Born: April 18, 1972
Most Frightening Movies: Cabin Fever (2002), Hostel (2005), Hostel: Part II (2007), Grindhouse (2007) (fake trailer segment “Thanksgiving”)
Why He Scares Us: After years of working in film and theater production, Eli Roth won the Academy of Science Fiction, Fantasy & Horror Films’ Filmmaker’s Showcase Award for his first movie, Cabin Fever, which premiered at the Toronto International Film Festival in 2002. It was released in theaters the following year and became one of the most successful independently-financed feature releases of 2003. The movie also won him critical acclaim from such influential directors as Peter Jackson and Tobe Hooper. Roth went on to direct and produce Hostel, one of the most famously brutal, violent horror movies to come out of Hollywood in recent decades. This young director, who has been called “the future of horror” by friend and frequent collaborator Quentin Tarantino, still has a long career ahead of him to thrill and chill audiences and shake up the horror genre.

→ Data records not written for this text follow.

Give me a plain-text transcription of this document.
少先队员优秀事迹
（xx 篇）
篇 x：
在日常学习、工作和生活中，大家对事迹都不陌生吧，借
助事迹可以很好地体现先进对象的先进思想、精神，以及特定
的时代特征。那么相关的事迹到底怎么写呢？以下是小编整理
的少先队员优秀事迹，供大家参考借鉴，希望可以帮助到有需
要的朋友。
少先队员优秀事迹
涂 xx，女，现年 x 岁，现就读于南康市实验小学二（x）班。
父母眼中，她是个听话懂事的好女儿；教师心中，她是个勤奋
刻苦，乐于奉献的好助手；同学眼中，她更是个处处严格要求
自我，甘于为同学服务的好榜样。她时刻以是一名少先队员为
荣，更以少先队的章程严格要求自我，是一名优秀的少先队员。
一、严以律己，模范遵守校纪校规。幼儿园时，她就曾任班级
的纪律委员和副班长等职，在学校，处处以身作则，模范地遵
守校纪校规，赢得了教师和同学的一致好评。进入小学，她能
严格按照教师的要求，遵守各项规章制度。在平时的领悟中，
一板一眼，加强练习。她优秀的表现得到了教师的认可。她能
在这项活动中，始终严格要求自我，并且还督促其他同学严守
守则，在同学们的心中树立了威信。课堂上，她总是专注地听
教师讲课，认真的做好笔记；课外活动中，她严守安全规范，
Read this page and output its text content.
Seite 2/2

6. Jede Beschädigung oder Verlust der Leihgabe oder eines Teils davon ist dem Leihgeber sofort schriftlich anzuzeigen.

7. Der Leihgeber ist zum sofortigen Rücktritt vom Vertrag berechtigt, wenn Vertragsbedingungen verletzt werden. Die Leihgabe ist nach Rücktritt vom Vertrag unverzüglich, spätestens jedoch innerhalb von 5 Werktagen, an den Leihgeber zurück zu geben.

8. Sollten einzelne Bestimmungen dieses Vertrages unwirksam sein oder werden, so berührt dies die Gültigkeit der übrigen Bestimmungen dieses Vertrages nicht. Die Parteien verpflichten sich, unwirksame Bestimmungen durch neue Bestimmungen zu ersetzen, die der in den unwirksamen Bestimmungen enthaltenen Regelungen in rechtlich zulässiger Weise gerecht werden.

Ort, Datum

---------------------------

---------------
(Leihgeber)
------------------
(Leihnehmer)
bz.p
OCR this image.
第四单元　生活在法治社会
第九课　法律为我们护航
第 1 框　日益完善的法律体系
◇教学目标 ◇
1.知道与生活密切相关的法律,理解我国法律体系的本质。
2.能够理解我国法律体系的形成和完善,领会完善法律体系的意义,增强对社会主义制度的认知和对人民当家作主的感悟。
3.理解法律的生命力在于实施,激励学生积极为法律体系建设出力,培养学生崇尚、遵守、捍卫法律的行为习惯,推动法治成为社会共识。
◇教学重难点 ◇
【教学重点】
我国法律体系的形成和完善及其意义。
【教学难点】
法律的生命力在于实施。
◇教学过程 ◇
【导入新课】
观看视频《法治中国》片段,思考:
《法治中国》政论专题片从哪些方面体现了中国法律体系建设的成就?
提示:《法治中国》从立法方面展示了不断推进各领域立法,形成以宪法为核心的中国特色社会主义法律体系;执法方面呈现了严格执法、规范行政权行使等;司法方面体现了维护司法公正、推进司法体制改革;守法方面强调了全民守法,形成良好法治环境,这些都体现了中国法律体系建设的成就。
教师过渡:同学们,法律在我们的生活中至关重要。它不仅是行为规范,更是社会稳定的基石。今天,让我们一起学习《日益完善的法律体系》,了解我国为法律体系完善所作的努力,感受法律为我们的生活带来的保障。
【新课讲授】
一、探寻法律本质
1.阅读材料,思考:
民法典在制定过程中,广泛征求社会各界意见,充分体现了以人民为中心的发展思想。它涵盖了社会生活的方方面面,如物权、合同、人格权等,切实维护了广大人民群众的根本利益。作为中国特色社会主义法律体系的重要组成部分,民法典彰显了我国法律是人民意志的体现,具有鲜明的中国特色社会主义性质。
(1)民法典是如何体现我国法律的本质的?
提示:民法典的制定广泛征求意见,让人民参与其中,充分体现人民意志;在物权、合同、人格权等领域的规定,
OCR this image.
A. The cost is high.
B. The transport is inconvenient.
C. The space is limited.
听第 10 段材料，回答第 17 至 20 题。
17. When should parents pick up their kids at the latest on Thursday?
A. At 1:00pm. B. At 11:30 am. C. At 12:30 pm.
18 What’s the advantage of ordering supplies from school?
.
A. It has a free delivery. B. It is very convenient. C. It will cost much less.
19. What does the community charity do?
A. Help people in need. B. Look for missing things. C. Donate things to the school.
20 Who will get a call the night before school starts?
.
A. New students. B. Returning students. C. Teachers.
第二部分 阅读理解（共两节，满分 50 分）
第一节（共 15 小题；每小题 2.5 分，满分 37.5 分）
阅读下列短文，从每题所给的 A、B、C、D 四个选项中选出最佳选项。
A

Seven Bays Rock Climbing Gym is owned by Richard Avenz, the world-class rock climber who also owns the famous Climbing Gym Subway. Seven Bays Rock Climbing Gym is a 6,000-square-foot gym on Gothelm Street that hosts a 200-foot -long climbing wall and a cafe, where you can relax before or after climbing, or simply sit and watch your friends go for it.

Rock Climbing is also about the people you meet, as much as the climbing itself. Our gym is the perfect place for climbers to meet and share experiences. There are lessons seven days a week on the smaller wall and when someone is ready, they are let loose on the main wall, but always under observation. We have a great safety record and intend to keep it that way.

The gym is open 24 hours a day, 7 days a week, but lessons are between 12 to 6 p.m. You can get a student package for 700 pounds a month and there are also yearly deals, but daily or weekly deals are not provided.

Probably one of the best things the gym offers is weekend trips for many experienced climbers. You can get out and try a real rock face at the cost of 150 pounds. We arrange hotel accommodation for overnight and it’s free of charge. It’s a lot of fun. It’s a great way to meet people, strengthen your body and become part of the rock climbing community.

Quotable: “In addition to the films from the 1970s, I grew up with the horror films and the teenage sex comedies of the early 1980s: Films like The Burning, The Last American Virgin and My Bloody Valentine. Those films had lots of nudity and that’s what I wanted in my film, just in terms of not wanting to be formulaic. I wanted to show the audience everything I could. It goes back to the idea of the film being funny and scary. Some people think it’s more funny than scary and vice versa.”